XI.Liability and limitation of liability, obligation in the event of great potential damage

  1. We shall not be liable in the case of simple carelessness on the part of our corporate bodies, legal representatives, employees or other subcontractors, insofar as this does not involve a breach of essential contractual obligations. Essential contractual obligations are those that must be fulfilled in order to achieve the purpose of the contract. This includes the obligation to provide security in accordance with the contractual agreement in relation to II. of these General Terms and Conditions.
  2. In the event of liability for ordinary negligence, our damages and any further pecuniary loss resulting therefrom will be limited to the typically foreseeable damage.
  3. We have a liability insurance policy under which personal injury and property damage are insured for € 5.000.000 per insured event and financial loss is insured for € 1.000.000.
    Insofar as the contractor has indications that the typically foreseeable damage exceeds € 5.000.000 for property damage or € 1.000.000 for financial loss, he must inform us of this immediately when the contract is concluded or when he becomes aware of it at a later date and inform us of the amount of the typically foreseeable damage. We will attempt to take out additional insurance without delay in the event of subsequent notification. The costs for this additional insurance cover shall be borne by the client.
    If the client fails to notify us, our liability is limited to € 5.000.000 for property damage and € 1.000.000 for financial loss in accordance with clause 2.
  4. The liability for personal injury remains unaffected. The limitations of paragraphs. 1 to 3 apply only to property damage and financial loss.

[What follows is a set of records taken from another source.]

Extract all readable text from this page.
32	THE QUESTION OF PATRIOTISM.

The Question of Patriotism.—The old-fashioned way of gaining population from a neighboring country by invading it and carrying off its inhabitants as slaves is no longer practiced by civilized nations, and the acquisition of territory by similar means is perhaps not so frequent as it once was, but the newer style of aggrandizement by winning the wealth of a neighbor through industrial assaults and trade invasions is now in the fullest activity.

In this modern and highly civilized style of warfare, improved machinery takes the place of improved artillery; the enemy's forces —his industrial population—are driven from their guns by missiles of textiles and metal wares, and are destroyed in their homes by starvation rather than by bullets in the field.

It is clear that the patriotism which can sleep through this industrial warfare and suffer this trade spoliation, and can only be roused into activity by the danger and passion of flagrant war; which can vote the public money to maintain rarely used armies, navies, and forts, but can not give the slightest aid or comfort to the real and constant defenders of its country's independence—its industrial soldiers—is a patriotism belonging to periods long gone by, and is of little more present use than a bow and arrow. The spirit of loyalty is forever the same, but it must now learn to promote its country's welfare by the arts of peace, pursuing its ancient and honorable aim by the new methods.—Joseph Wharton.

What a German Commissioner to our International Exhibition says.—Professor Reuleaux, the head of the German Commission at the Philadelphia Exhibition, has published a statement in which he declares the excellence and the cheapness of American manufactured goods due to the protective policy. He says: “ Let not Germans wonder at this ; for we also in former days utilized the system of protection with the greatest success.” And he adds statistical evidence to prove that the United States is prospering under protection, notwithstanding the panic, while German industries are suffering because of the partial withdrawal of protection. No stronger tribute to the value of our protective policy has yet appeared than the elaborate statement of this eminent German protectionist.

XII. Assertion of claims for damages by the client/ preclusion deadline

  1. Claims for damages must be asserted against us within a period of 3 months after the claimant, his/her legal representatives or subcontractors have become aware of the damaging event. If the amount of the damage cannot yet be determined within this period, at least the damage must be asserted on the merits. The assertion of claims for damages after the expiry of this period is excluded. This shall not affect the assertion of a claim for damages due to personal injury.
  2. The client is also obliged to give us the opportunity without delay to make all necessary determinations regarding the cause of the damage, the course of the damage and the amount of the damage. Damage expenses resulting from the fact that the principal does not fulfil his aforementioned obligations or does not fulfil them immediately shall be borne by him.


XIII. Poaching restraint and contractual penalty

  1. The client is not permitted to induce employees of the company to terminate their employment relationship and to establish a new service or employment relationship as independent or dependent employees of the client. This provision shall continue to apply for six months after the termination of this contract.
  2. If the client culpably violates the provisions of paragraph 1, he is obliged to pay the company a contractual penalty of 3 gross monthly salaries of the employee for each case of violation. The assertion of further damages remains unaffected by this.


XIV. Place of performance, place of jurisdiction, applicable law

  1. The place of performance and jurisdiction for services and payments (including cheque and bill of exchange actions) as well as all disputes arising between us and the client from the contracts concluded between us and the client is our registered office. However, we are also entitled to sue the client at his place of residence and/or business.
  2. The relations between the contracting parties shall be governed exclusively by the law applicable in the Federal Republic of Germany.